Impending EU data regulations mean businesses across the globe need to reassess how their CRM data is used in-house and, crucially, in the cloud.
If you’re part of the niche group who enjoy the odd cloud computing joke, you might cast a wry smile at a cartoon on CloudTweaks.com that depicts two angels hovering above the clouds at the pearly gates, with one declaring to the other, “It’s not boring up here, you get to look through everyone’s data!”
Light humor designed for tech aficionados, perhaps, but some say new data regulations set to be implemented across the European Union take this view of cloud computing as a reality. And with a number of changes afoot, a select group of leading global cloud vendors have even voiced concerns that the proposed regulations could “kill cloud computing” altogether.
There’s no doubt the regulations are one of the hottest topics of debate amongst industry experts at present, however the general consensus is that suggesting the death of cloud is mostly hyperbole.
For CRM practitioners either in the EU or relying on the use of European customer data, focusing on performing three key tasks related to how that data is stored and used both in the cloud and on-premise is a must, in order to be ready for the regulations becoming EU law in the coming 12 months.
Get to know your cloud provider
The new laws are specifically designed to redefine how cloud providers collect data, introducing the concept of data processors. So it’s not just the data controller (eg you) that has legal responsibility for data, but the processor (eg your cloud CRM provider).
With such a shake-up in policy, global cloud providers will need to reaffirm where their data and headquarters are located to avoid huge new fines for misuse, meaning big changes to those not currently storing data or based in the EU.
“In short, the EU DP regulation is most interested in personal data. And CRM is, by definition, personal,” says IDC analyst, Duncan Brown. “It’s extra-territorial applicability: so if you process data of EU citizens then you’re ‘in’ irrespective of where you or your data centres are based.”
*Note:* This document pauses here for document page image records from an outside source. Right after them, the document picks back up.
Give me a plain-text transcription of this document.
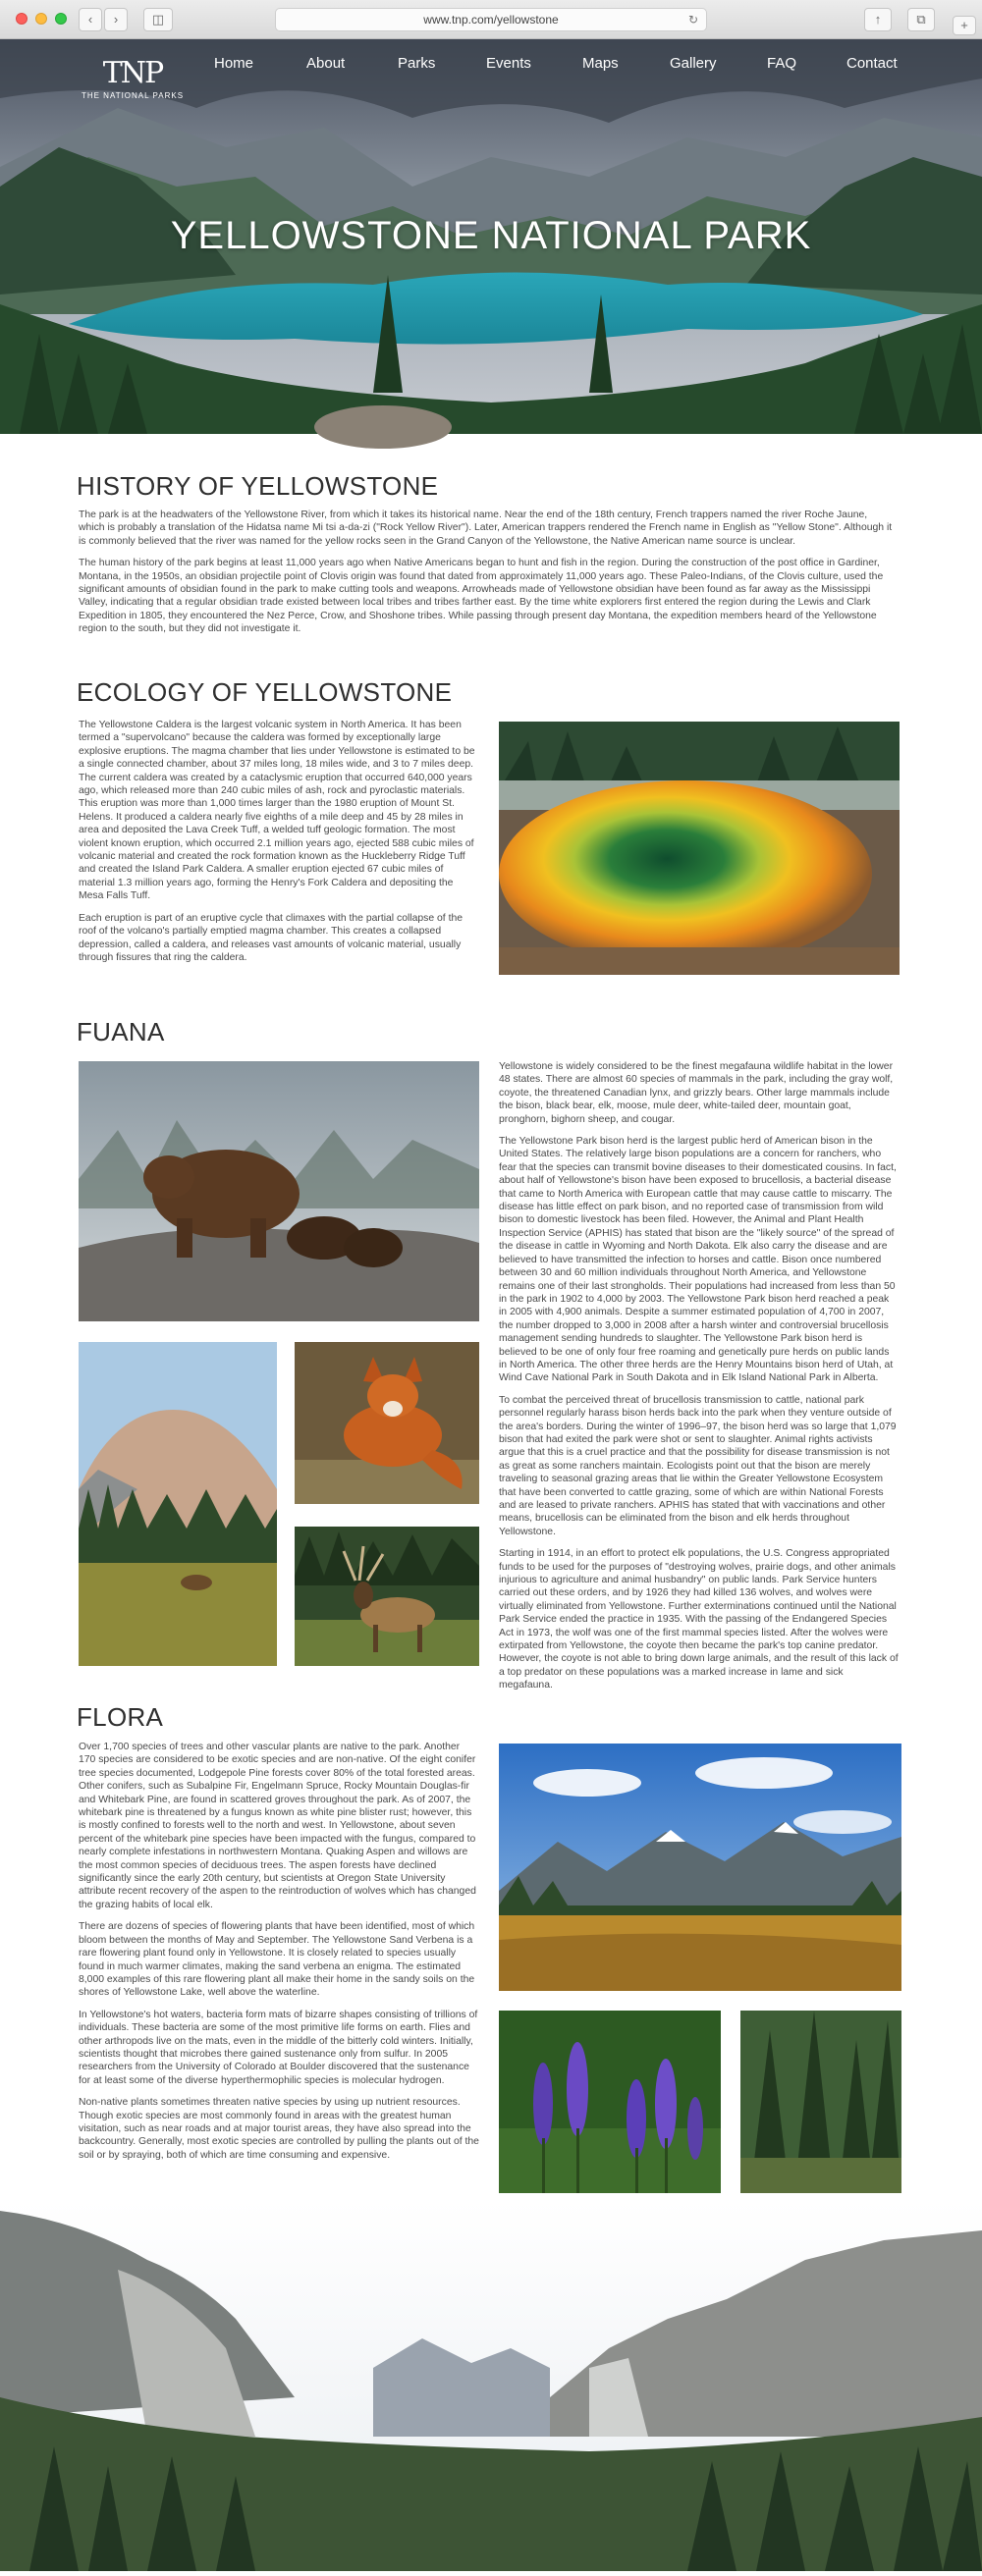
‹	›	◫	www.tnp.com/yellowstone	↻	↑	⧉	+
TNP
THE NATIONAL PARKS
Home	About	Parks	Events	Maps	Gallery	FAQ	Contact
YELLOWSTONE NATIONAL PARK
HISTORY OF YELLOWSTONE

The park is at the headwaters of the Yellowstone River, from which it takes its historical name. Near the end of the 18th century, French trappers named the river Roche Jaune, which is probably a translation of the Hidatsa name Mi tsi a-da-zi ("Rock Yellow River"). Later, American trappers rendered the French name in English as "Yellow Stone". Although it is commonly believed that the river was named for the yellow rocks seen in the Grand Canyon of the Yellowstone, the Native American name source is unclear.

The human history of the park begins at least 11,000 years ago when Native Americans began to hunt and fish in the region. During the construction of the post office in Gardiner, Montana, in the 1950s, an obsidian projectile point of Clovis origin was found that dated from approximately 11,000 years ago. These Paleo-Indians, of the Clovis culture, used the significant amounts of obsidian found in the park to make cutting tools and weapons. Arrowheads made of Yellowstone obsidian have been found as far away as the Mississippi Valley, indicating that a regular obsidian trade existed between local tribes and tribes farther east. By the time white explorers first entered the region during the Lewis and Clark Expedition in 1805, they encountered the Nez Perce, Crow, and Shoshone tribes. While passing through present day Montana, the expedition members heard of the Yellowstone region to the south, but they did not investigate it.

ECOLOGY OF YELLOWSTONE

The Yellowstone Caldera is the largest volcanic system in North America. It has been termed a "supervolcano" because the caldera was formed by exceptionally large explosive eruptions. The magma chamber that lies under Yellowstone is estimated to be a single connected chamber, about 37 miles long, 18 miles wide, and 3 to 7 miles deep. The current caldera was created by a cataclysmic eruption that occurred 640,000 years ago, which released more than 240 cubic miles of ash, rock and pyroclastic materials. This eruption was more than 1,000 times larger than the 1980 eruption of Mount St. Helens. It produced a caldera nearly five eighths of a mile deep and 45 by 28 miles in area and deposited the Lava Creek Tuff, a welded tuff geologic formation. The most violent known eruption, which occurred 2.1 million years ago, ejected 588 cubic miles of volcanic material and created the rock formation known as the Huckleberry Ridge Tuff and created the Island Park Caldera. A smaller eruption ejected 67 cubic miles of material 1.3 million years ago, forming the Henry's Fork Caldera and depositing the Mesa Falls Tuff.

Each eruption is part of an eruptive cycle that climaxes with the partial collapse of the roof of the volcano's partially emptied magma chamber. This creates a collapsed depression, called a caldera, and releases vast amounts of volcanic material, usually through fissures that ring the caldera.

FUANA

Yellowstone is widely considered to be the finest megafauna wildlife habitat in the lower 48 states. There are almost 60 species of mammals in the park, including the gray wolf, coyote, the threatened Canadian lynx, and grizzly bears. Other large mammals include the bison, black bear, elk, moose, mule deer, white-tailed deer, mountain goat, pronghorn, bighorn sheep, and cougar.

The Yellowstone Park bison herd is the largest public herd of American bison in the United States. The relatively large bison populations are a concern for ranchers, who fear that the species can transmit bovine diseases to their domesticated cousins. In fact, about half of Yellowstone's bison have been exposed to brucellosis, a bacterial disease that came to North America with European cattle that may cause cattle to miscarry. The disease has little effect on park bison, and no reported case of transmission from wild bison to domestic livestock has been filed. However, the Animal and Plant Health Inspection Service (APHIS) has stated that bison are the "likely source" of the spread of the disease in cattle in Wyoming and North Dakota. Elk also carry the disease and are believed to have transmitted the infection to horses and cattle. Bison once numbered between 30 and 60 million individuals throughout North America, and Yellowstone remains one of their last strongholds. Their populations had increased from less than 50 in the park in 1902 to 4,000 by 2003. The Yellowstone Park bison herd reached a peak in 2005 with 4,900 animals. Despite a summer estimated population of 4,700 in 2007, the number dropped to 3,000 in 2008 after a harsh winter and controversial brucellosis management sending hundreds to slaughter. The Yellowstone Park bison herd is believed to be one of only four free roaming and genetically pure herds on public lands in North America. The other three herds are the Henry Mountains bison herd of Utah, at Wind Cave National Park in South Dakota and in Elk Island National Park in Alberta.

To combat the perceived threat of brucellosis transmission to cattle, national park personnel regularly harass bison herds back into the park when they venture outside of the area's borders. During the winter of 1996–97, the bison herd was so large that 1,079 bison that had exited the park were shot or sent to slaughter. Animal rights activists argue that this is a cruel practice and that the possibility for disease transmission is not as great as some ranchers maintain. Ecologists point out that the bison are merely traveling to seasonal grazing areas that lie within the Greater Yellowstone Ecosystem that have been converted to cattle grazing, some of which are within National Forests and are leased to private ranchers. APHIS has stated that with vaccinations and other means, brucellosis can be eliminated from the bison and elk herds throughout Yellowstone.

Starting in 1914, in an effort to protect elk populations, the U.S. Congress appropriated funds to be used for the purposes of "destroying wolves, prairie dogs, and other animals injurious to agriculture and animal husbandry" on public lands. Park Service hunters carried out these orders, and by 1926 they had killed 136 wolves, and wolves were virtually eliminated from Yellowstone. Further exterminations continued until the National Park Service ended the practice in 1935. With the passing of the Endangered Species Act in 1973, the wolf was one of the first mammal species listed. After the wolves were extirpated from Yellowstone, the coyote then became the park's top canine predator. However, the coyote is not able to bring down large animals, and the result of this lack of a top predator on these populations was a marked increase in lame and sick megafauna.

FLORA

Over 1,700 species of trees and other vascular plants are native to the park. Another 170 species are considered to be exotic species and are non-native. Of the eight conifer tree species documented, Lodgepole Pine forests cover 80% of the total forested areas. Other conifers, such as Subalpine Fir, Engelmann Spruce, Rocky Mountain Douglas-fir and Whitebark Pine, are found in scattered groves throughout the park. As of 2007, the whitebark pine is threatened by a fungus known as white pine blister rust; however, this is mostly confined to forests well to the north and west. In Yellowstone, about seven percent of the whitebark pine species have been impacted with the fungus, compared to nearly complete infestations in northwestern Montana. Quaking Aspen and willows are the most common species of deciduous trees. The aspen forests have declined significantly since the early 20th century, but scientists at Oregon State University attribute recent recovery of the aspen to the reintroduction of wolves which has changed the grazing habits of local elk.

There are dozens of species of flowering plants that have been identified, most of which bloom between the months of May and September. The Yellowstone Sand Verbena is a rare flowering plant found only in Yellowstone. It is closely related to species usually found in much warmer climates, making the sand verbena an enigma. The estimated 8,000 examples of this rare flowering plant all make their home in the sandy soils on the shores of Yellowstone Lake, well above the waterline.

In Yellowstone's hot waters, bacteria form mats of bizarre shapes consisting of trillions of individuals. These bacteria are some of the most primitive life forms on earth. Flies and other arthropods live on the mats, even in the middle of the bitterly cold winters. Initially, scientists thought that microbes there gained sustenance only from sulfur. In 2005 researchers from the University of Colorado at Boulder discovered that the sustenance for at least some of the diverse hyperthermophilic species is molecular hydrogen.

Non-native plants sometimes threaten native species by using up nutrient resources. Though exotic species are most commonly found in areas with the greatest human visitation, such as near roads and at major tourist areas, they have also spread into the backcountry. Generally, most exotic species are controlled by pulling the plants out of the soil or by spraying, both of which are time consuming and expensive.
So the upshot for CRM practitioners is – if you’re using a cloud provider – get to know it a little more, to ensure both you and your ‘processor’ are focused on becoming compliant with the new laws.
Ensure you have consent
Consumer consent has always been a contentious topic in data regulation and cloud computing has always blurred the lines, thanks to the argument about which regional laws data stored in the cloud should comply with.
However, the regulations are set to specify that all consent forms will have to be stored by data controllers and their processes, and must be presented to national bodies such as the Information Commissioner’s Office (ICO) when requested.
In this case, creating a storage facility is a key element of compliance, and will once again require CRM practitioners to get to grips with how this plays out across their in-house and cloud storage facilities.
There’s also a caveat to this piece, because consent over data use will no longer be a single opt-in that allows for all future use, and businesses will need to gain permission at every new juncture of using European data.
“A good illustration is that it will be like a traffic light system,” explains Jeremy Whitaker, executive chairman of Verso Group. “Consumer consent will have to be sought and provided if you want to convey information about a given subject to a customer or prospect through a given communication channel. Later you may wish to communicate about another subject in another way, and that would be like stopping at another set of traffic lights at which fresh permission must be asked in order to move forward once more.”
Give customers the option to withdraw
The final task is perhaps the easiest to understand, but still requires the same level of attention. It’s the “take down clause”: a section of the regulation that states consumers can have their data removed from businesses that hold it, upon request.
The main point here is that you may need to make an assessment about all of your data, consider refreshing your consent levels before the regulations come into play and be proactive in contact customers to readdress your use of their data.
Many experts, including Facebook’s deputy chief privacy officer, Stephen Deadman, have welcomed this move, saying it creates transparency, order and modernization of data protection laws, as well as an opportunity.
It’s this type of optimism that suggests the new laws probably won’t lead to the death of cloud computing, or indeed, cloud CRM. As with any changes in law, it is those that sense the opportunities earliest that will likely prosper most, and the same can be said for CRM practitioners. The key takeaway is – get your data compliant early, and in the process, work out what the benefits to your business will be.